Home, Garden & Lifestyle Sustainability

Kick It To The Kerb

Depending on where you are on the Gold Coast (as in what Division), this is the time of the year when the words “kick it to the kerb” takes on a whole new meaning.

A few years ago during a council kerbside collection week in my district on one weekend many of my neighbours, and indeed myself, had a good de-clutter of those big items that are not always easy to be rid of during the rest of the year. As is often the case at these times I find myself watching the whole process with fascination.

The scavenger hunt starts in the very early hours, and the parade slowly increases throughout the morning. People in their utilities and cars with trailers slowly scan each pile. They’re a discerning bunch. Some will pass a few times before returning and committing. While others know exactly what they’re after and even come with the right “lifting equipment”. Some choose to rummage until something takes their fancy, while others who are more nervous about the concept will keep looking over their shoulders to see if the owner of the pile will object to them having an opportunistic moment.

One trailer went past with no less than eight washing machines on the back. Another was obviously after computer related trash while another seemed to have every kind of garden gadget, pot plant stand, and pots of varying size and colour,  yet another was after odd shapes of timber off-cuts and left over renovation materials. Another came complete with industrial strength gloves and wire cutters discerningly assessing electric goods and cables in the hope of stripping copper wire.

While I always manage to find something else to get rid of (and no I didn’t actually have the biggest pile in the street), in my garden shed (when we took it over) had been left an old green plastic outdoor setting and a small rusty gas barbecue.

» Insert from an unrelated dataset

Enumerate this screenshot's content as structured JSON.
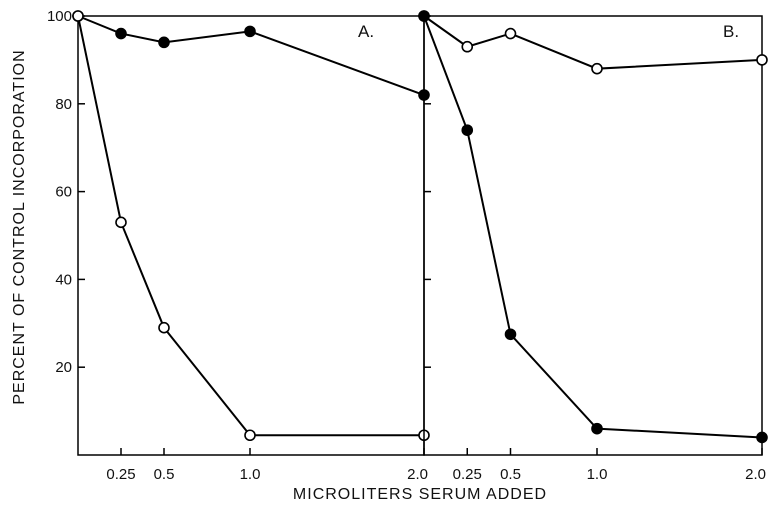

The garden setting took 20 minutes to disappear. The barbecue still remains, although someone took the iron cooking plate. Our microwave (which may I add had impeccable timing and died 2 weeks earlier) disappeared before I had time to add to the pile. One guy who walked past with his dog, allowed his dog to use my pile for what dogs do best, during which time his owner decided my old mop would be useful (and no, I don’t mean he used it for cleaning up what his best friend did to my pile).

What I truly found interesting however, was that we have had some heavy rainfall, and yet all the old computer monitors on the pile across the road from us, all of which had been subjected to the weather, had also gone. What on earth can a wet computer monitor be good for? Perhaps someone out there can solve this mystery for me? Unless of course they’re to be converted into creative fish bowls or mouse cages?

As I continued to watch the parade on and off through the day, I couldn’t help but wonder about the participants. Whether some of them actually go from one district collection to the next, regularly rummaging? The whole thing started to feel like a form of theatre, carnival or game. I kept catching myself peeping out from behind the shed to see what else had gone, and what else I could put on the pile to tempt people with.

I think it is wonderful that someone’s trash can become another person’s treasure and how these people manage to convert something that would probably have ended up in landfill into something of use again. I wondered how many of them were affiliated with charities and were just good Samaritans, and whether others were perhaps artists or sculptors looking for materials to recycle into wonderful pieces of art that the rest of us would later gaze upon in amazement, perhaps even to the extent where one of these articles would be purchased later for a phenomenal sum.

Unfortunately, I am more than sure that some of our participants were probably compulsive hoarders who just can’t resist the temptation. I am also sure that some of them would probably later regret their decision and find themselves needing someone like me to come and de-clutter them months or years from now when again some of these items will end up back in the carnival of the kerbside cleanup.

So tell me? Will you be participating in the carnival of the kerbside cleanup? and if so will  you be putting things on the kerb? or rummaging through? If you do plan to rummage, what sort of things do you look for and what are your plans for them?

Visit your local council website for dates on your next kerbside cleanup, and start planning!